Sholikhin menambahkan, salah satu bangsawan keturunan Mataram yang menetap di Batavia adalah Raden Kartobuso yang mempunyai anak bernama Muhammad Asyuro. Selepas menunaikan ibadah haji, Muhammad Asyuro menetap di Tanah Abang dan mulai membangun langgar pada 1704.

Keberadaan langgar atau musala ini diteruskan oleh anak-anak Muhammad Asyuro, yakni Abdul Murod Asyuro dan Abdul Somad Asyuro. Bersama para keturunannya, mereka meneruskan dakwah sang ayah sampai awal abad ke-20.

Pertumbuhan kampung yang semakin padat membuat langgar tersebut kian tak representatif untuk menampung jemaah. Pada 1915, musala diperluas menjadi masjid atas inisiatif tokoh masyarakat Tanah Abang keturunan Arab yang mewakafkan tanahnya, yakni Abu Bakar bin Muhammad bin Abdurrahman Al-Habsyi.

Masjid ini diberi nama Al-Makmur dan luasnya menjadi 1.142 meter persegi. Kemudian pada 1932 masjid diperluas lagi ke arah utara seluas 508 meter persegi, dengan tambahan lahan yang diwakafkan oleh Salim bin Muhammad bin Thalib. Lalu pada 1953, bagian belakang masjid ditambah lagi seluas 525 meter persegi, sehingga totalnya menjadi 2.175 meter persegi.

Silang Pendapat Jumlah Rakaat

Sampai awal 1950-an, Masjid Al-Makmur menjadi tempat salat Jumat warga Kebon Jati, Kebon Kacang, Kampung Bali, Kebon Pala, dan Duku Pinggir.
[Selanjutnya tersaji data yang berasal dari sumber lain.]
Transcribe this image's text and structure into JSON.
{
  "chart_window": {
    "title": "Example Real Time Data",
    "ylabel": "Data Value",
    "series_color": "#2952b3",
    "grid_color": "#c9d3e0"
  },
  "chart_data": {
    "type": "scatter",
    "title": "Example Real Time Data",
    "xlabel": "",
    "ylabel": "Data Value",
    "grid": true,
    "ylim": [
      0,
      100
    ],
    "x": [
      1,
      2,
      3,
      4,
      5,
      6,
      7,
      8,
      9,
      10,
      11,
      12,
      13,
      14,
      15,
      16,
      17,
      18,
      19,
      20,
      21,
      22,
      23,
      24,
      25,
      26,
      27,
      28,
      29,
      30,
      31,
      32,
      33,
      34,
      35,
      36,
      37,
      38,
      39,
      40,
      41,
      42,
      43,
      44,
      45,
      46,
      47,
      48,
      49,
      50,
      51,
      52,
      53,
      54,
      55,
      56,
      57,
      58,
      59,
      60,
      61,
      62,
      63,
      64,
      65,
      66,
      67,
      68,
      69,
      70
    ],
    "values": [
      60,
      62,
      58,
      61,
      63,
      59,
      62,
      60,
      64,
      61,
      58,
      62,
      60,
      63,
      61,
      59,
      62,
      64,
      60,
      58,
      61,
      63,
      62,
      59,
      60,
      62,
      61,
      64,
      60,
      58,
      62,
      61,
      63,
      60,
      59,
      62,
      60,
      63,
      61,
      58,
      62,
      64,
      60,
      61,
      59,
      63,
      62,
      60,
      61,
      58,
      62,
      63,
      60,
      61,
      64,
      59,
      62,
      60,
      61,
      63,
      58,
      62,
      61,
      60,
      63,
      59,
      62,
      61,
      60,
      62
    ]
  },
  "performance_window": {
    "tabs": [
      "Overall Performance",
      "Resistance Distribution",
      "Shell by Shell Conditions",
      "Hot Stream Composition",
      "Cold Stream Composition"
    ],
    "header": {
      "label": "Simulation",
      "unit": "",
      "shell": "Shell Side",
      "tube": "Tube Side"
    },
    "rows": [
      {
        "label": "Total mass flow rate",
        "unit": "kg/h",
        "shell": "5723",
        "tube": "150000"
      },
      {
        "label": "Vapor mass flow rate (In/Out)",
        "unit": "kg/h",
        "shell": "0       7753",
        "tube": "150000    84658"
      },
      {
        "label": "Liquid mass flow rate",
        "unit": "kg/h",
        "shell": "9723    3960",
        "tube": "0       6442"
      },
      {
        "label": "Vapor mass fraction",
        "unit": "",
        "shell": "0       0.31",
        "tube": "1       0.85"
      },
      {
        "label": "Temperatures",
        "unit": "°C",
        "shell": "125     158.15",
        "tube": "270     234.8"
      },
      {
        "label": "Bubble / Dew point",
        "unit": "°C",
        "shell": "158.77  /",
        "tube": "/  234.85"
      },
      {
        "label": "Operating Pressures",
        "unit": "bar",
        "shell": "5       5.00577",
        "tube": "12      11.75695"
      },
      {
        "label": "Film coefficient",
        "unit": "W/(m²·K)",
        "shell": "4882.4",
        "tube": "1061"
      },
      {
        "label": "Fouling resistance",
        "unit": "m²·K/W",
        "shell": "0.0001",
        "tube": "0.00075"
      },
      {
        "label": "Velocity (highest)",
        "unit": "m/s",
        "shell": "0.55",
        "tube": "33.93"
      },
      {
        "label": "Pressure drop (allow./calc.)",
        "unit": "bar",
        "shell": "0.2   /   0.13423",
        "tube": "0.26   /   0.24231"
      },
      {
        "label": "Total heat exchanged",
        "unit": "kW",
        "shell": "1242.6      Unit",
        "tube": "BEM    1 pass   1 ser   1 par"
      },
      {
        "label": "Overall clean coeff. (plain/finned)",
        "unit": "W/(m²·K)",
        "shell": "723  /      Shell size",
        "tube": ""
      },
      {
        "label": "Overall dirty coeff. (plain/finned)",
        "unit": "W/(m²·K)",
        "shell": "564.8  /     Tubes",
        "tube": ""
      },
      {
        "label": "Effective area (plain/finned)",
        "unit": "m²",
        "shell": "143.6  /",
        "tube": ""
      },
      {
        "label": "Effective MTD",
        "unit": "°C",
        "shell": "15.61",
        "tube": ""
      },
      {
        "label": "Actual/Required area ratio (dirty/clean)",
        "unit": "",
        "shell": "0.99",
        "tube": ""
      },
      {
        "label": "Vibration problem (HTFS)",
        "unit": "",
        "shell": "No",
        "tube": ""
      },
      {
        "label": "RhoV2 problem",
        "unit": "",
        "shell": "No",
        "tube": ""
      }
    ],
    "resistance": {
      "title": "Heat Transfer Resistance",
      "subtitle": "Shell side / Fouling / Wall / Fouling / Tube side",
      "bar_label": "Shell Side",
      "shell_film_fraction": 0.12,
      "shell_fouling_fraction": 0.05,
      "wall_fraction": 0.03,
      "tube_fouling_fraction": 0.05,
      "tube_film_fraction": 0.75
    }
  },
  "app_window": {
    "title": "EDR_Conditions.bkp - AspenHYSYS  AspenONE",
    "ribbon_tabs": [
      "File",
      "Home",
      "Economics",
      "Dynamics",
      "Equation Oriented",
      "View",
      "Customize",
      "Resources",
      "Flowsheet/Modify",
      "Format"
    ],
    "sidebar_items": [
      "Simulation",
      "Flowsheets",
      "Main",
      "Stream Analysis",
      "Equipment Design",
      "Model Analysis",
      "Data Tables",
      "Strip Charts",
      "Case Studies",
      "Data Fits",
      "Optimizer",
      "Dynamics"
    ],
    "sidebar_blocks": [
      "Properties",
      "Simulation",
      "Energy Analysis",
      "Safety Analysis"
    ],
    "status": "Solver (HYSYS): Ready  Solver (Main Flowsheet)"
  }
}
Sebagian warga Karet Kubur juga menunaikan salat Jumat di masjid ini, meskipun sebagian lagi salat Jumat di Masjid Nurul Islam di daerah Karet Tengsin, dan Masjid Hidayatullah di Karet Depan.

Karena sejak dulu berdekatan dengan pasar, Masjid Al-Makmur juga digunakan oleh mereka yang datang dari jauh untuk urusan perniagaan. Salah satu keperluan mereka adalah belanja pelbagai kitab di toko kitab milik Sayid Ustman yang letaknya tidak jauh dari masjid tersebut.

Menurut Abdul Chaer dalam Tenabang Tempo Doeloe (2017), kitab yang biasa mereka beli selain Alquran dan surat Yasin adalah kitab-kitab yang biasa dipelajari di pengajian seperti Sifat Dua Puluh, Adabul Insan, dan Safinatun Najah. Kitab-kitab tersebut berbahasa Melayu yang ditulis dengan huruf Arab. Selain itu, mereka juga biasa membeli kitab-kitab seperti Barzanji dan Sarofal Anam untuk merayakan Maulid Nabi.

Infografik Sejarah Masjid Al Makmur Tanah Abang

Infografik Sejarah Masjid Al Makmur Tanah Abang. tirto.id/Nadia

“Sayangnya toko kitab Sayid Ustman tersebut sekarang sudah tidak ada, akibat terkena pembongkaran dan pembangunan kembali pasar Tenabang dengan bangunan mewah dan modern,” tulisnya.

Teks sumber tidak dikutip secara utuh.